Confirming what was revealed in the latest issue of Car and Driver this week, the monster machine advances Corvette’s supercharging legacy with a 6.2-liter V8 that produces 755 horsepower and 715 pound-feet of torque. This is thanks to a more efficient intercooled supercharger system, which also has 52 percent more displacement than the one found in the Z06. Until today, the now-dethroned Z06 was the most race-ready ‘Vette on offer. This power plant is also the first one from GM to feature a dual fuel injection system.
All of this is hiding beneath the prominent carbon fiber cover, which the car’s hood cannot contain. Corvette also ups the heat exchanger count to 13 by adding four new radiators.
Managing the output is either a seven-speed manual (you’re welcome) or an eight-speed paddle-shift automatic transmission, which would be the first auto gearbox on a ZR1 ever offered. Corvette engineers told Digital Trends that the 10-speed gearbox found on the Camaro “doesn’t fit into [the Corvette’s] architecture.”
Power’s nice and all, but you have to be able to keep it on the track, let alone get it around a corner. Facilitating this is the 2019 ZR1’s bodywork tweaks, as well as two aerodynamic packages to choose from. The first is a standard rear low wing option, which allows the ZR1 to hit its “at least 210 mph” top speed. Even so, it still delivers 70 percent more downforce than the base aero package on the Z06. The high wing is your option to deliver the most downforce on the ZR1 — 60 percent more than the most winged-out Z06 available. The wicked wing can be tipped up to five degrees with some manual adjustment for drivers who wish to fine tune things at the track. Either option is paired with a front underwing, something of a first for Chevy.
Further helping things out in the handling department is an electronic limited sip differential, magnetic ride control, and performance traction management all included as standard. The same goes for the Brembo carbon ceramic brakes, making sure you can bring the ZR1’s heft to a stop consistently.
The larger wing is the centerpiece for the ZTK performance package, which gets you ready to race by including Michelin Pilot Sport Cup 2 summer ties, a front splitter with carbon-fiber end caps, and specific chassis and magnetic ride control tuning.
If you like orange, you’re in for a treat thanks to the Sebring Orange design package.

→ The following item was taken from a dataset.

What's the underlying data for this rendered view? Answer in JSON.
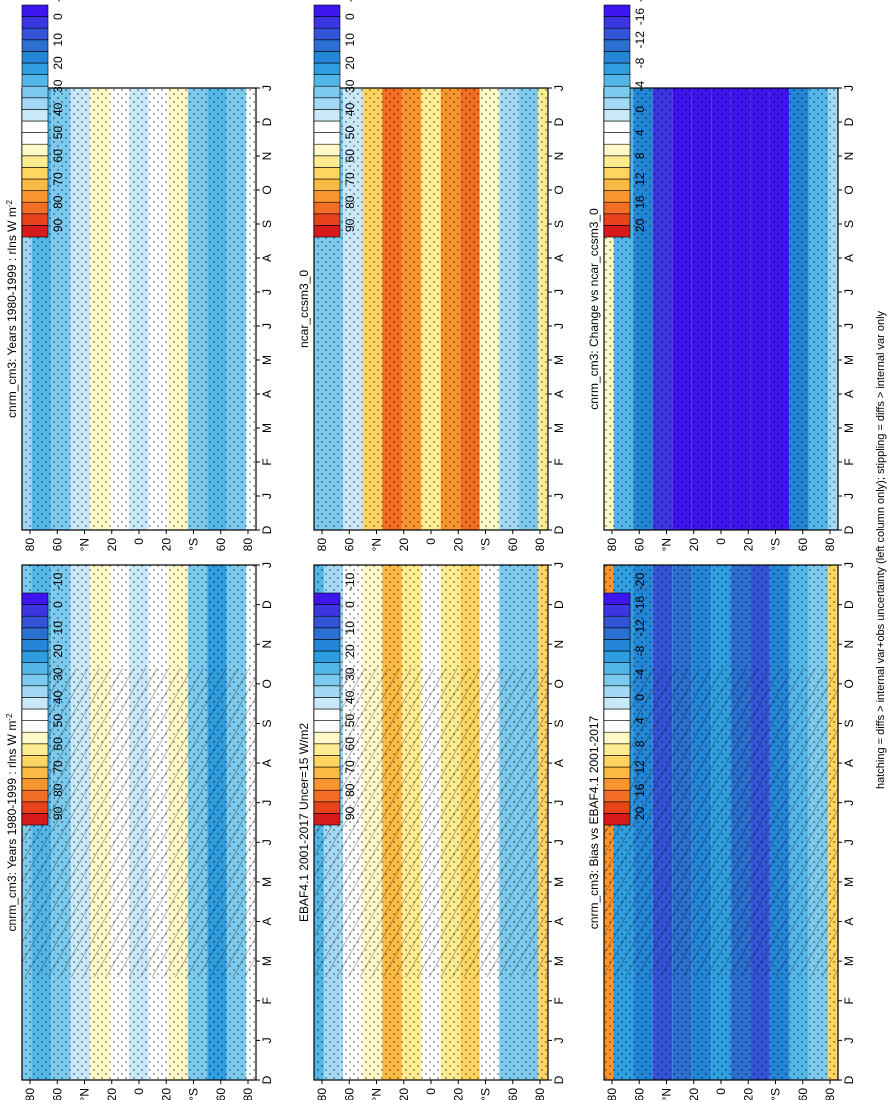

This nets you the car’s debut Tintcoat exterior, along with orange brake calipers, rockers and splitter accent stripes, seatbelts, and interior stitching. As if you were gonna sneak this car past anyone on the down-low — this is the loudest Corvette in production history.
Behind the wheel, you’ll find the C7 Corvette’s familiar driver-focused layout, coupled with a Bose premium audio system and a performance data recorder. Creature comforts like leather seats trimmed with sueded microfiber can be heated or cooled, depending on your preferences, though we imagine the vented seats will see the most use. If that’s not hardcore enough for you, competition sports seats can be bolted in for the full experience.
Along with revealing a convertible version, Chevrolet announced that the ZR1 will start at $119,995 for the coupe, and $123,995 for the drop-top
The Corvette ZR1 will be ready to roll off dealer lots next spring.
Updated on 11-29-2017 by Alex Kalogiannis: Added pricing info for the coupe and convertible editions.